Brian Naugle, executive director of the Idaho Prosecutors Association, said the group was hoping for a change to the bill regarding collecting evidence or conducting an exam of a child when there’s been an alleged crime against that child by the parent.

Under the bill, medical care could be given in those situations to prevent death or to “address serious bodily harm” to the child, and when “collection of such evidence is time-sensitive.”

“One of the unfortunate facts that is common to the crime of child sex abuse is that it often occurs, more often than not in fact, without physical injury that results in serious bodily harm, much less death,” Naugle said. “Being able to collect that evidence can mean the difference between us being able to charge a sex abuse case and not being able to.”

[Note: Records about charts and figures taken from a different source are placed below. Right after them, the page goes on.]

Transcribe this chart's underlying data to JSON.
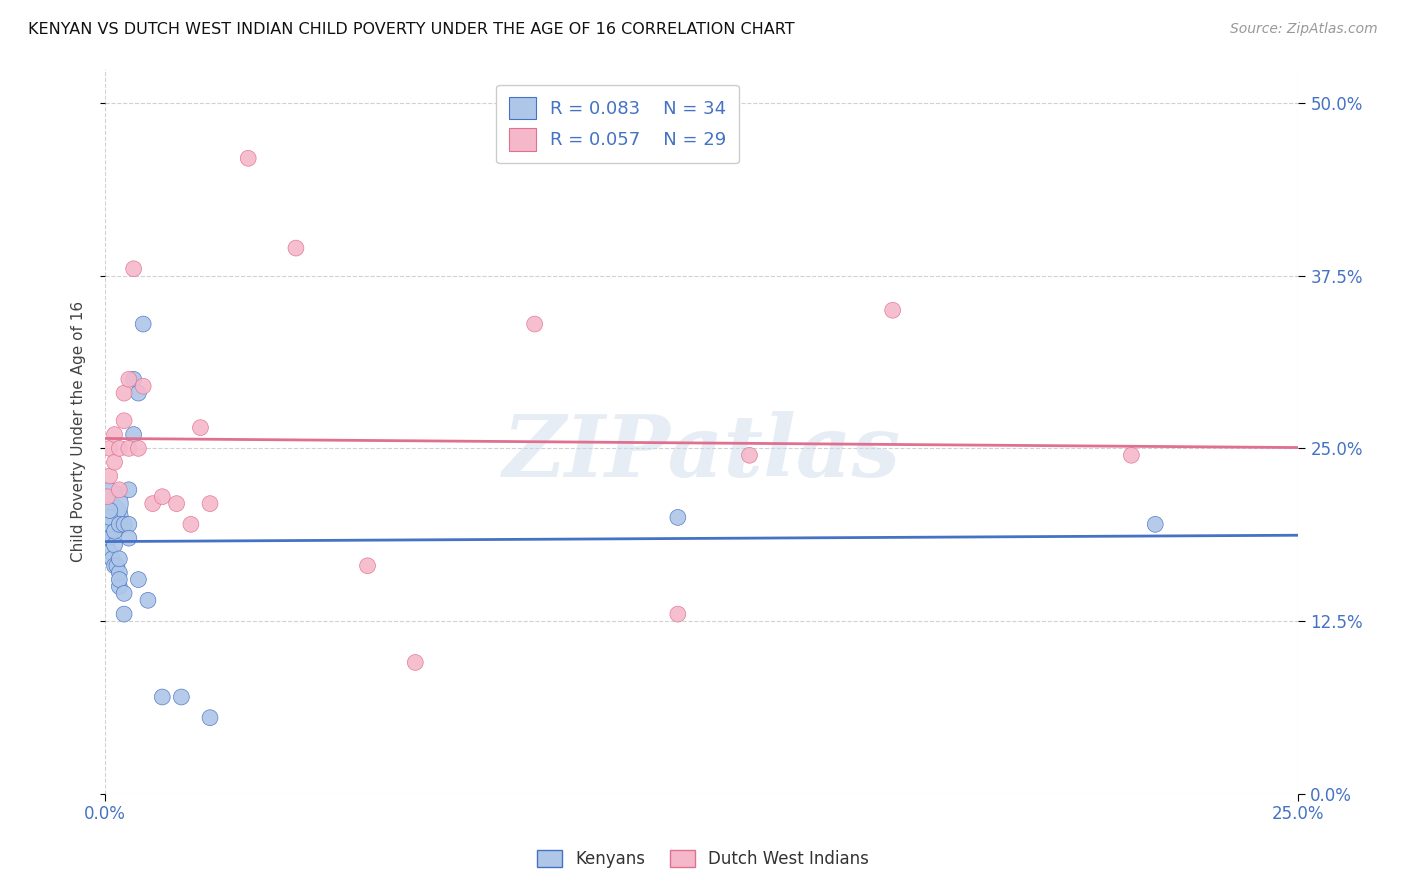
{
  "title": "KENYAN VS DUTCH WEST INDIAN CHILD POVERTY UNDER THE AGE OF 16 CORRELATION CHART",
  "source": "Source: ZipAtlas.com",
  "ylabel": "Child Poverty Under the Age of 16",
  "xmin": 0.0,
  "xmax": 0.25,
  "ymin": 0.0,
  "ymax": 0.525,
  "kenyan_R": "0.083",
  "kenyan_N": "34",
  "dutch_R": "0.057",
  "dutch_N": "29",
  "kenyan_color": "#aec6e8",
  "dutch_color": "#f5b8cb",
  "kenyan_line_color": "#4472c4",
  "dutch_line_color": "#e07090",
  "legend_text_color": "#4472c4",
  "watermark": "ZIPatlas",
  "kenyan_x": [
    0.0005,
    0.0005,
    0.001,
    0.001,
    0.001,
    0.001,
    0.001,
    0.0015,
    0.002,
    0.002,
    0.002,
    0.0025,
    0.003,
    0.003,
    0.003,
    0.003,
    0.003,
    0.004,
    0.004,
    0.004,
    0.005,
    0.005,
    0.005,
    0.006,
    0.006,
    0.007,
    0.007,
    0.008,
    0.009,
    0.012,
    0.016,
    0.022,
    0.12,
    0.22
  ],
  "kenyan_y": [
    0.2,
    0.21,
    0.185,
    0.195,
    0.2,
    0.205,
    0.175,
    0.17,
    0.18,
    0.19,
    0.165,
    0.165,
    0.15,
    0.16,
    0.17,
    0.155,
    0.195,
    0.13,
    0.145,
    0.195,
    0.195,
    0.185,
    0.22,
    0.26,
    0.3,
    0.155,
    0.29,
    0.34,
    0.14,
    0.07,
    0.07,
    0.055,
    0.2,
    0.195
  ],
  "dutch_x": [
    0.0005,
    0.001,
    0.001,
    0.002,
    0.002,
    0.003,
    0.003,
    0.004,
    0.004,
    0.005,
    0.005,
    0.006,
    0.007,
    0.008,
    0.01,
    0.012,
    0.015,
    0.018,
    0.02,
    0.022,
    0.03,
    0.04,
    0.055,
    0.065,
    0.09,
    0.12,
    0.135,
    0.165,
    0.215
  ],
  "dutch_y": [
    0.215,
    0.23,
    0.25,
    0.24,
    0.26,
    0.22,
    0.25,
    0.27,
    0.29,
    0.3,
    0.25,
    0.38,
    0.25,
    0.295,
    0.21,
    0.215,
    0.21,
    0.195,
    0.265,
    0.21,
    0.46,
    0.395,
    0.165,
    0.095,
    0.34,
    0.13,
    0.245,
    0.35,
    0.245
  ],
  "background_color": "#ffffff",
  "grid_color": "#cccccc"
}
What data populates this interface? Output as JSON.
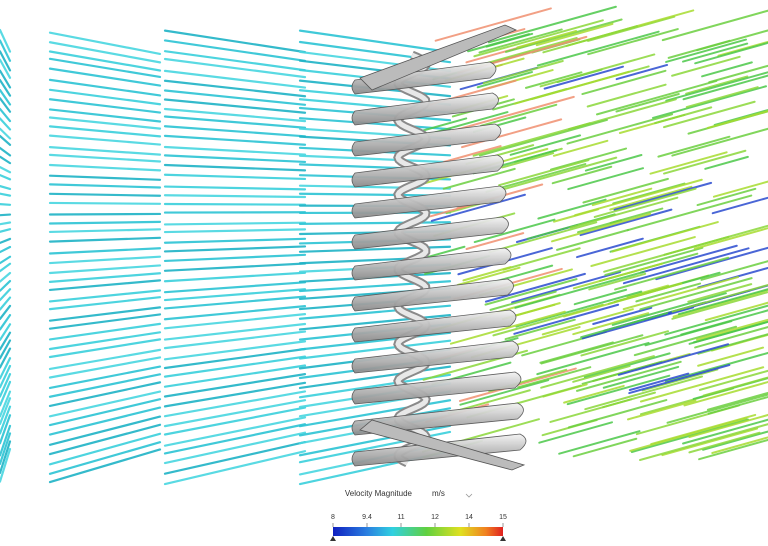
{
  "legend": {
    "title": "Velocity Magnitude",
    "unit": "m/s",
    "range": [
      8,
      15
    ],
    "ticks": [
      8,
      9.4,
      {
        "value": 10.8,
        "label": "11"
      },
      {
        "value": 12.2,
        "label": "12"
      },
      {
        "value": 13.6,
        "label": "14"
      },
      15
    ]
  }
}
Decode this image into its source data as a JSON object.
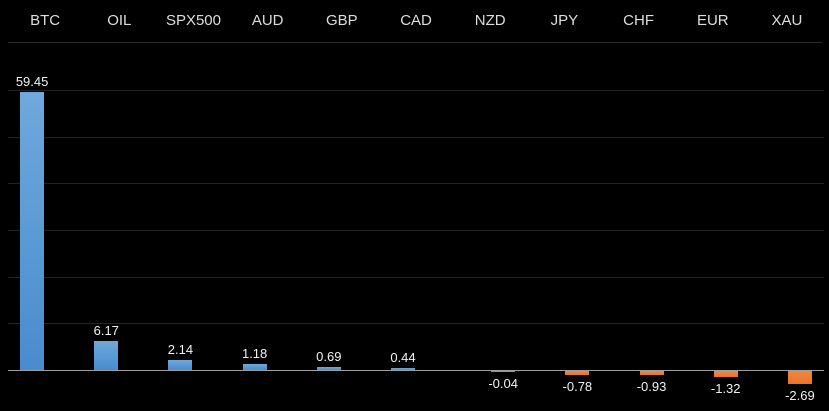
{
  "chart_data": {
    "type": "bar",
    "title": "",
    "orientation": "vertical",
    "category_axis_position": "top",
    "categories": [
      "BTC",
      "OIL",
      "SPX500",
      "AUD",
      "GBP",
      "CAD",
      "NZD",
      "JPY",
      "CHF",
      "EUR",
      "XAU"
    ],
    "values": [
      59.45,
      6.17,
      2.14,
      1.18,
      0.69,
      0.44,
      -0.04,
      -0.78,
      -0.93,
      -1.32,
      -2.69
    ],
    "data_labels": [
      "59.45",
      "6.17",
      "2.14",
      "1.18",
      "0.69",
      "0.44",
      "-0.04",
      "-0.78",
      "-0.93",
      "-1.32",
      "-2.69"
    ],
    "ylim": [
      -10,
      60
    ],
    "gridlines": [
      0,
      10,
      20,
      30,
      40,
      50,
      60
    ],
    "gridline_step": 10,
    "grid": true,
    "legend": "none",
    "colors": {
      "positive_bar": "#5b9bd5",
      "negative_bar": "#ed7d31",
      "background": "#000000",
      "gridline": "#232323",
      "zero_axis": "#9e9e9e",
      "header_text": "#dedede",
      "value_text": "#f2f2f2",
      "header_divider": "#2c2c2c"
    }
  }
}
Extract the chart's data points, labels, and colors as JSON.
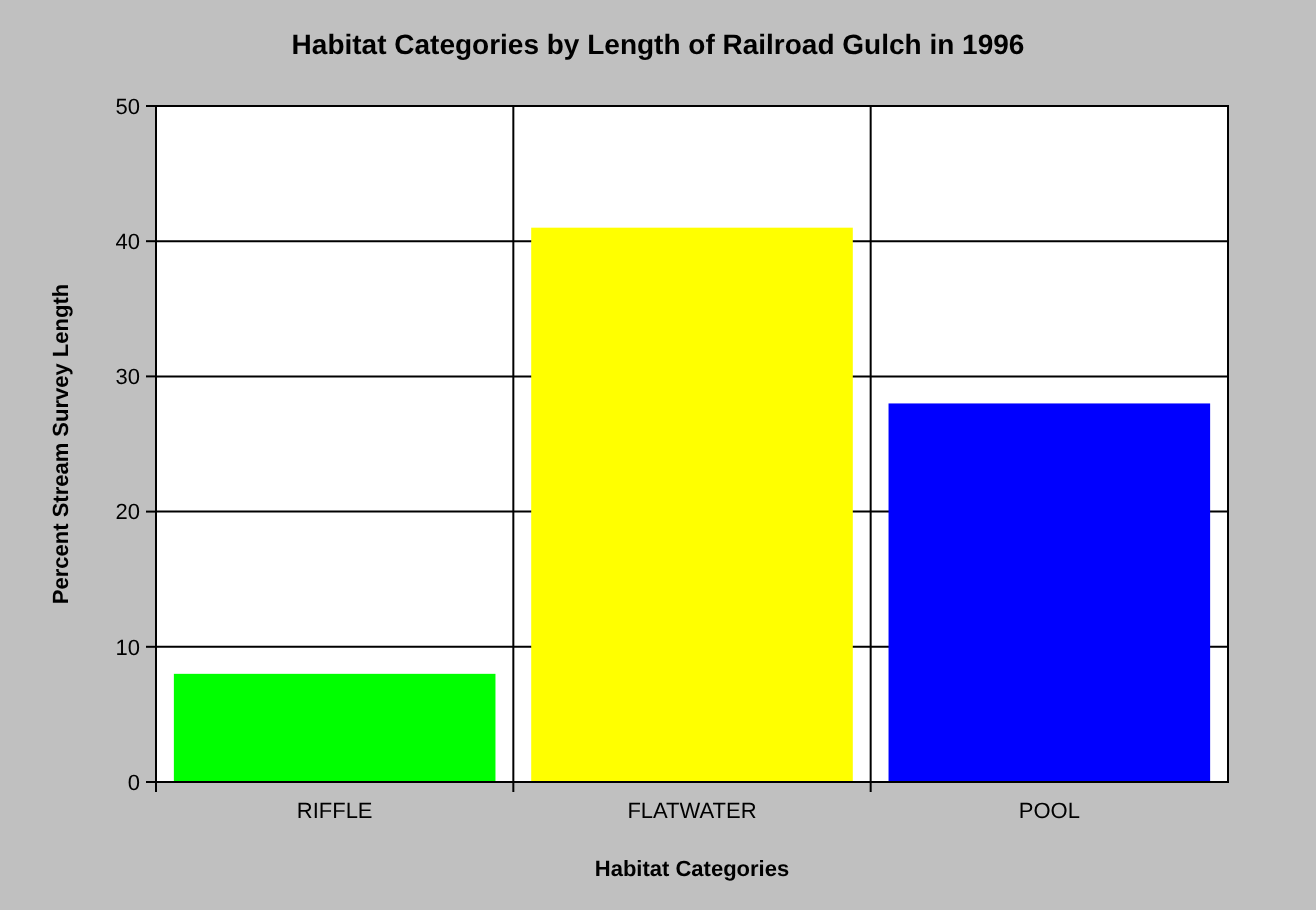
{
  "chart_data": {
    "type": "bar",
    "title": "Habitat Categories by Length of Railroad Gulch in 1996",
    "xlabel": "Habitat Categories",
    "ylabel": "Percent Stream Survey Length",
    "categories": [
      "RIFFLE",
      "FLATWATER",
      "POOL"
    ],
    "values": [
      8,
      41,
      28
    ],
    "colors": [
      "#00ff00",
      "#ffff00",
      "#0000ff"
    ],
    "ylim": [
      0,
      50
    ],
    "yticks": [
      0,
      10,
      20,
      30,
      40,
      50
    ],
    "grid": true
  }
}
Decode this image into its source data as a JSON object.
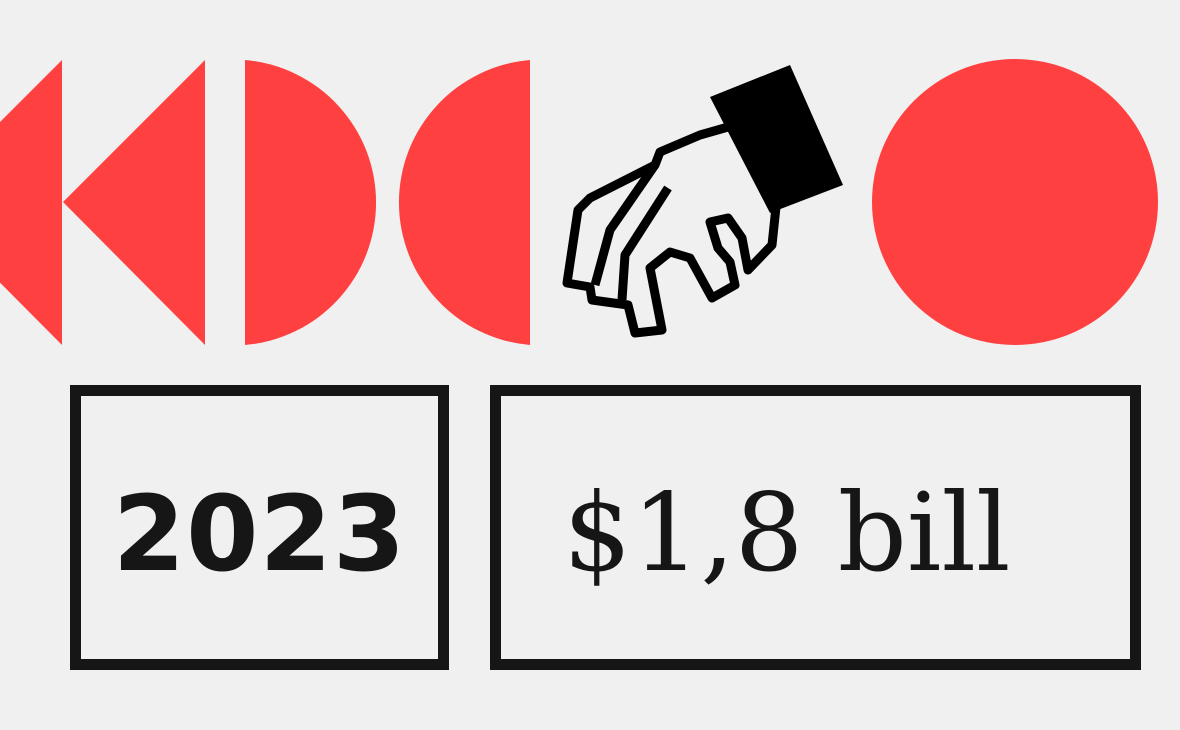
{
  "colors": {
    "background": "#f0f0f0",
    "accent": "#ff4040",
    "ink": "#161616"
  },
  "icons": [
    "triangle-left-shape",
    "triangle-left-shape",
    "half-circle-right-shape",
    "half-circle-left-shape",
    "hand-reaching-icon",
    "circle-shape"
  ],
  "year_box": {
    "value": "2023"
  },
  "amount_box": {
    "value": "$1,8 bill"
  }
}
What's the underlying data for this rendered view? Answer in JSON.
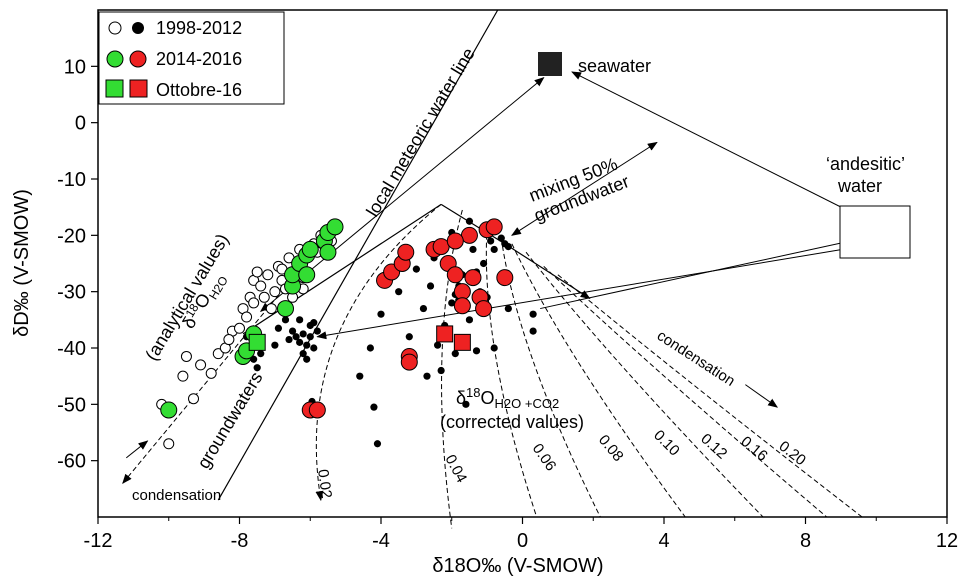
{
  "chart_data": {
    "type": "scatter",
    "xlabel": "δ18O‰ (V-SMOW)",
    "ylabel": "δD‰ (V-SMOW)",
    "xlim": [
      -12,
      12
    ],
    "ylim": [
      -70,
      20
    ],
    "xticks": [
      "-12",
      "-8",
      "-4",
      "0",
      "4",
      "8",
      "12"
    ],
    "yticks": [
      "10",
      "0",
      "-10",
      "-20",
      "-30",
      "-40",
      "-50",
      "-60"
    ],
    "legend": {
      "placement": "top-left",
      "entries": [
        "1998-2012",
        "2014-2016",
        "Ottobre-16"
      ]
    },
    "annotations": {
      "lmwl": "local meteoric water line",
      "groundwaters": "groundwaters",
      "seawater": "seawater",
      "andesitic_1": "‘andesitic’",
      "andesitic_2": "water",
      "mixing_1": "mixing 50%",
      "mixing_2": "groundwater",
      "condensation_left": "condensation",
      "condensation_right": "condensation",
      "analytical_1": "δ18OH2O",
      "analytical_2": "(analytical values)",
      "corrected_1": "δ18OH2O +CO2",
      "corrected_2": "(corrected values)",
      "curve_labels": [
        "0.02",
        "0.04",
        "0.06",
        "0.08",
        "0.10",
        "0.12",
        "0.16",
        "0.20"
      ]
    },
    "series": [
      {
        "name": "1998-2012",
        "group": "analytical",
        "marker": "open-circle",
        "color": "#ffffff",
        "points": [
          [
            -10,
            -57
          ],
          [
            -10.2,
            -50
          ],
          [
            -9.6,
            -45
          ],
          [
            -9.5,
            -41.5
          ],
          [
            -9.3,
            -49
          ],
          [
            -9.1,
            -43
          ],
          [
            -8.8,
            -44.5
          ],
          [
            -8.6,
            -41
          ],
          [
            -8.4,
            -40
          ],
          [
            -8.2,
            -37
          ],
          [
            -8.3,
            -38.5
          ],
          [
            -8.0,
            -36.5
          ],
          [
            -7.9,
            -33
          ],
          [
            -7.7,
            -31
          ],
          [
            -7.6,
            -28
          ],
          [
            -7.5,
            -26.5
          ],
          [
            -7.4,
            -29
          ],
          [
            -7.3,
            -31
          ],
          [
            -7.2,
            -27
          ],
          [
            -7.1,
            -33
          ],
          [
            -7.0,
            -30
          ],
          [
            -6.9,
            -25.5
          ],
          [
            -6.8,
            -28
          ],
          [
            -6.7,
            -29.5
          ],
          [
            -6.6,
            -24
          ],
          [
            -6.5,
            -31
          ],
          [
            -6.4,
            -26
          ],
          [
            -6.3,
            -22.5
          ],
          [
            -6.2,
            -27.5
          ],
          [
            -6.1,
            -24
          ],
          [
            -6.0,
            -22.5
          ],
          [
            -5.9,
            -21.5
          ],
          [
            -5.8,
            -23
          ],
          [
            -5.7,
            -20
          ],
          [
            -5.5,
            -19.5
          ],
          [
            -5.4,
            -21
          ],
          [
            -7.8,
            -34.5
          ],
          [
            -7.6,
            -32
          ],
          [
            -6.8,
            -26
          ],
          [
            -6.2,
            -29.5
          ]
        ]
      },
      {
        "name": "1998-2012",
        "group": "corrected",
        "marker": "filled-circle",
        "color": "#000000",
        "points": [
          [
            -6.5,
            -37
          ],
          [
            -6.3,
            -39
          ],
          [
            -6.2,
            -37.5
          ],
          [
            -6.1,
            -39.5
          ],
          [
            -6.0,
            -38
          ],
          [
            -5.9,
            -40
          ],
          [
            -6.0,
            -36
          ],
          [
            -6.4,
            -38
          ],
          [
            -6.6,
            -38.5
          ],
          [
            -6.2,
            -41
          ],
          [
            -5.8,
            -37
          ],
          [
            -7.0,
            -39.5
          ],
          [
            -7.4,
            -41
          ],
          [
            -7.6,
            -42
          ],
          [
            -7.8,
            -38
          ],
          [
            -7.5,
            -43.5
          ],
          [
            -6.9,
            -36.5
          ],
          [
            -6.7,
            -35
          ],
          [
            -5.9,
            -35.5
          ],
          [
            -6.3,
            -35
          ],
          [
            -6.1,
            -42
          ],
          [
            -5.95,
            -49.5
          ],
          [
            -4.6,
            -45
          ],
          [
            -4.2,
            -50.5
          ],
          [
            -4.1,
            -57
          ],
          [
            -4.3,
            -40
          ],
          [
            -4.0,
            -34
          ],
          [
            -3.8,
            -28
          ],
          [
            -3.5,
            -30
          ],
          [
            -3.2,
            -38
          ],
          [
            -3.0,
            -26
          ],
          [
            -2.8,
            -33
          ],
          [
            -2.6,
            -29
          ],
          [
            -2.5,
            -24
          ],
          [
            -2.4,
            -39.5
          ],
          [
            -2.3,
            -44
          ],
          [
            -2.2,
            -36
          ],
          [
            -2.0,
            -32
          ],
          [
            -1.9,
            -30.5
          ],
          [
            -1.8,
            -29
          ],
          [
            -1.8,
            -31.5
          ],
          [
            -1.7,
            -27
          ],
          [
            -1.6,
            -33
          ],
          [
            -1.5,
            -35
          ],
          [
            -1.4,
            -22.5
          ],
          [
            -1.3,
            -26.5
          ],
          [
            -1.2,
            -30
          ],
          [
            -1.0,
            -31
          ],
          [
            -0.9,
            -21
          ],
          [
            -0.8,
            -22.5
          ],
          [
            -0.6,
            -20.5
          ],
          [
            -0.5,
            -21.5
          ],
          [
            -0.4,
            -22
          ],
          [
            -1.1,
            -25
          ],
          [
            -2.0,
            -19.5
          ],
          [
            -1.5,
            -17.5
          ],
          [
            -2.7,
            -45
          ],
          [
            -1.9,
            -41
          ],
          [
            -1.6,
            -50
          ],
          [
            -1.3,
            -40.5
          ],
          [
            -0.8,
            -40
          ],
          [
            0.3,
            -37
          ],
          [
            0.3,
            -34
          ],
          [
            -0.4,
            -33
          ]
        ]
      },
      {
        "name": "2014-2016",
        "group": "analytical",
        "marker": "filled-circle",
        "color": "#33dd33",
        "points": [
          [
            -10,
            -51
          ],
          [
            -7.9,
            -41.5
          ],
          [
            -7.8,
            -40.5
          ],
          [
            -7.6,
            -37.5
          ],
          [
            -6.7,
            -33
          ],
          [
            -6.5,
            -29
          ],
          [
            -6.5,
            -27
          ],
          [
            -6.3,
            -25
          ],
          [
            -6.1,
            -27
          ],
          [
            -6.1,
            -23.5
          ],
          [
            -6.0,
            -22.5
          ],
          [
            -5.6,
            -21
          ],
          [
            -5.5,
            -19.5
          ],
          [
            -5.3,
            -18.5
          ],
          [
            -5.5,
            -23
          ]
        ]
      },
      {
        "name": "2014-2016",
        "group": "corrected",
        "marker": "filled-circle",
        "color": "#ee2222",
        "points": [
          [
            -6.0,
            -51
          ],
          [
            -5.8,
            -51
          ],
          [
            -3.9,
            -28
          ],
          [
            -3.7,
            -26.5
          ],
          [
            -3.4,
            -25
          ],
          [
            -3.3,
            -23
          ],
          [
            -3.2,
            -41.5
          ],
          [
            -3.2,
            -42.5
          ],
          [
            -2.5,
            -22.5
          ],
          [
            -2.3,
            -22
          ],
          [
            -2.1,
            -25
          ],
          [
            -1.9,
            -27
          ],
          [
            -1.7,
            -30
          ],
          [
            -1.7,
            -32.5
          ],
          [
            -1.5,
            -20
          ],
          [
            -1.4,
            -27.5
          ],
          [
            -1.2,
            -31
          ],
          [
            -1.1,
            -33
          ],
          [
            -1.0,
            -19
          ],
          [
            -0.8,
            -18.5
          ],
          [
            -0.5,
            -27.5
          ],
          [
            -1.9,
            -21
          ]
        ]
      },
      {
        "name": "Ottobre-16",
        "group": "analytical",
        "marker": "filled-square",
        "color": "#33dd33",
        "points": [
          [
            -7.5,
            -39
          ]
        ]
      },
      {
        "name": "Ottobre-16",
        "group": "corrected",
        "marker": "filled-square",
        "color": "#ee2222",
        "points": [
          [
            -2.2,
            -37.5
          ],
          [
            -1.7,
            -39
          ]
        ]
      }
    ],
    "end_members": {
      "seawater": [
        0.8,
        10
      ],
      "andesitic_water": [
        10,
        -20
      ]
    }
  }
}
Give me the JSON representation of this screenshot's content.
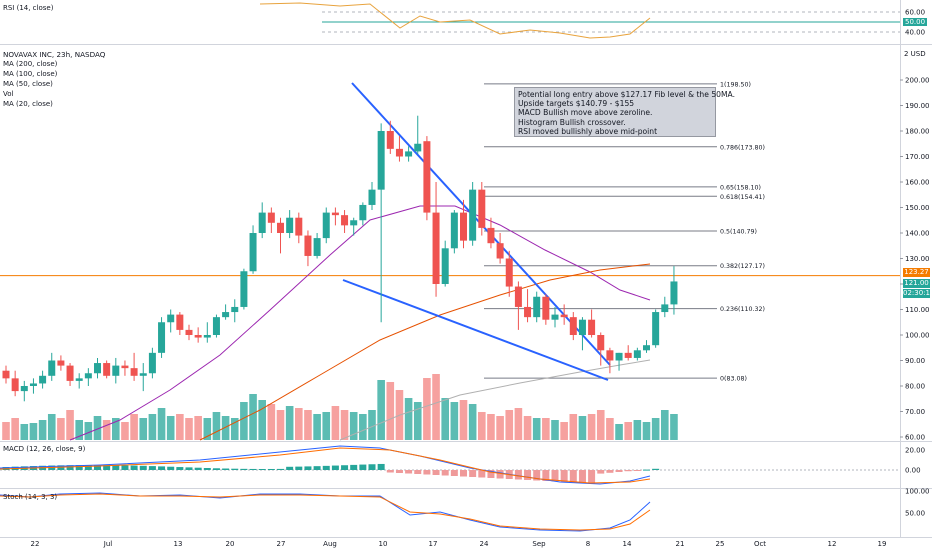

Lawmakers said it was late in the legislative session, which began in mid January and is expected to run roughly to the end of the March. Rep. John Gannon, a Boise Democrat, said he was concerned if the bill went to the floor for amendments, it would stall.

If the bill passes the House, it will go to a Senate Committee for a potential hearing. Gannon said there was an opportunity for the Senate to consider changes.

“I think there is a path forward,” Gannon said.

What issues prompted the ‘cleanup’ bill? 

Since the parental consent law, created through Senate Bill 1329,  went into effect July 1, 2024, there have been a number of consequences that bill sponsors say were unintended.

In August, the Idaho Capital Sun reported that the 988 Suicide and Crisis Hotline director said the bill limited operators’ ability to serve some young people under 18 who called, and they couldn’t conduct follow-ups with those kids.

Soon after the law went into effect, a health care provider with Idaho State Police raised alarms that it would inhibit sexual assault, or rape kit, exams on minor children when the perpetrator is a parent, family member or close family friend, Idaho Reports reported.

The Boise School District in response to the law asked parents and guardians for blanket permission to perform basic first aid on children, such as giving a Band-Aid, Idaho Education News reported.

The law also gained national attention when the Washington Post reported on a 13-year-old pregnant girl from McCall who could consent to her baby’s care but not her own.

Senate sponsor of SB 1329, President Pro Tempore Kelly Anthon, a Rupert Republican, in 2025 pushed a bill to address some of these circumstances, but it did not advance in the House after it passed in the Senate.

This story first appeared on Idaho Capital Sun.